The rebounding Macau gaming market shows no signs of slowing down. That’s the news from analysts at several major brokerage firms, agreeing that year-over-year gross gaming revenue (GGR) in the Chinese casino enclave will increase by 18-20 percent in November, once final monthly numbers are tabulated.
Based on figures collected in the month’s early weeks, Japanese brokerage Nomura estimated year-over-year growth of “roughly 20 percent” for November, estimating that the total would come to about $2.8 billion by month’s end.
Casinos were on pace to take in a bit more than that before the Monday note was written, but the fact that the remaining days in the month were weekdays suggested that the daily average might dip a bit.
Macau Rebound Continues
A similar estimate was made on Tuesday by analysts at Sanford C. Bernstein. They made a slightly more conservative projection, but one that was largely in line with Nomura’s numbers.
“We estimate November GGR to a range of [$2.76 billion] and [$2.78 billion], an estimated year-on-year increase in November of plus 18 percent to plus 19 percent,” the Bernstein analysts wrote. The brokerage said that both mass market and VIP revenue would be up double digits compared to the same month last year.
The strong growth continues a trend that has been ongoing for more than a year now. The city’s gaming sector has enjoyed 15 straight months of growth, an impressive rebound from the three years of declines following a corruption crackdown from the Chinese government in Beijing.
That means that 2017 will be the first year in which Macau’s casinos will enjoy GGR growth since 2013. Earlier this month, Macau Secretary for Economy Lionel Leong projected that 2017 revenues would be better than in 2016, and that double-digit growth would likely continue in the months to come.
Long-Term Growth Visions
Tuesday also saw the release of a note from Fitch Ratings in which the firm said that they are maintaining “a positive long-term outlook” for Macau.
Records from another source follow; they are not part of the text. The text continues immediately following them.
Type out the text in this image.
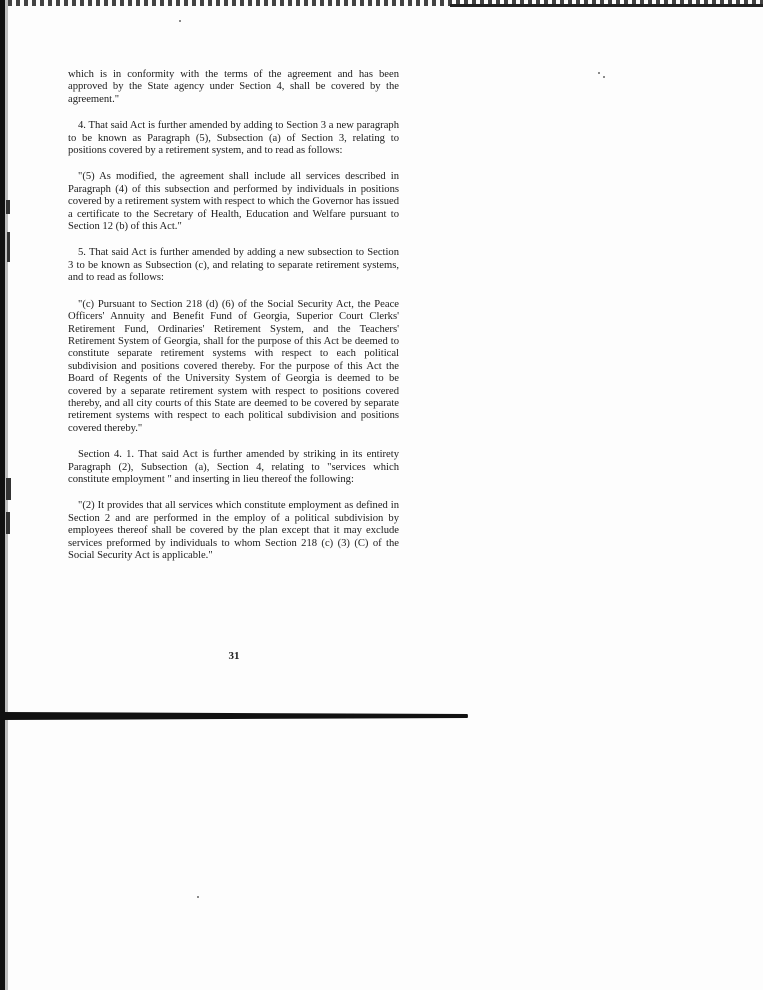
which is in conformity with the terms of the agreement and has been approved by the State agency under Section 4, shall be covered by the agreement."

4. That said Act is further amended by adding to Section 3 a new paragraph to be known as Paragraph (5), Subsection (a) of Section 3, relating to positions covered by a retirement system, and to read as follows:

"(5) As modified, the agreement shall include all services described in Paragraph (4) of this subsection and performed by individuals in positions covered by a retirement system with respect to which the Governor has issued a certificate to the Secretary of Health, Education and Welfare pursuant to Section 12 (b) of this Act."

5. That said Act is further amended by adding a new subsection to Section 3 to be known as Subsection (c), and relating to separate retirement systems, and to read as follows:

"(c) Pursuant to Section 218 (d) (6) of the Social Security Act, the Peace Officers' Annuity and Benefit Fund of Georgia, Superior Court Clerks' Retirement Fund, Ordinaries' Retirement System, and the Teachers' Retirement System of Georgia, shall for the purpose of this Act be deemed to constitute separate retirement systems with respect to each political subdivision and positions covered thereby. For the purpose of this Act the Board of Regents of the University System of Georgia is deemed to be covered by a separate retirement system with respect to positions covered thereby, and all city courts of this State are deemed to be covered by separate retirement systems with respect to each political subdivision and positions covered thereby."

Section 4. 1. That said Act is further amended by striking in its entirety Paragraph (2), Subsection (a), Section 4, relating to "services which constitute employment " and inserting in lieu thereof the following:

"(2) It provides that all services which constitute employment as defined in Section 2 and are performed in the employ of a political subdivision by employees thereof shall be covered by the plan except that it may exclude services preformed by individuals to whom Section 218 (c) (3) (C) of the Social Security Act is applicable."

31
Fitch noted that it saw potential for further growth of the mass-market segment in the Asia-Pacific region, saying that while competition for middle class gamblers was increasing, so was spending among Chinese citizens. The note said that Chinese tourism would be a major driver of gaming revenues throughout Southeast Asia, including in Macau.
Those trends led Fitch to predict that 2018 would be a second consecutive growth year for the territory. According to the company’s analysts, they expect Macau to enjoy “high-single-digit” growth next year, mostly on the back of mass market gamblers.
Fitch did say that the fact that many Macau operators have debt that lasts past their concession periods, all of which end in 2020 or 2022, is a risk. However, with license renewal details set to be released sometime next year, it’s unlikely that this will cause any unexpected issues for debt issuers or the operators themselves.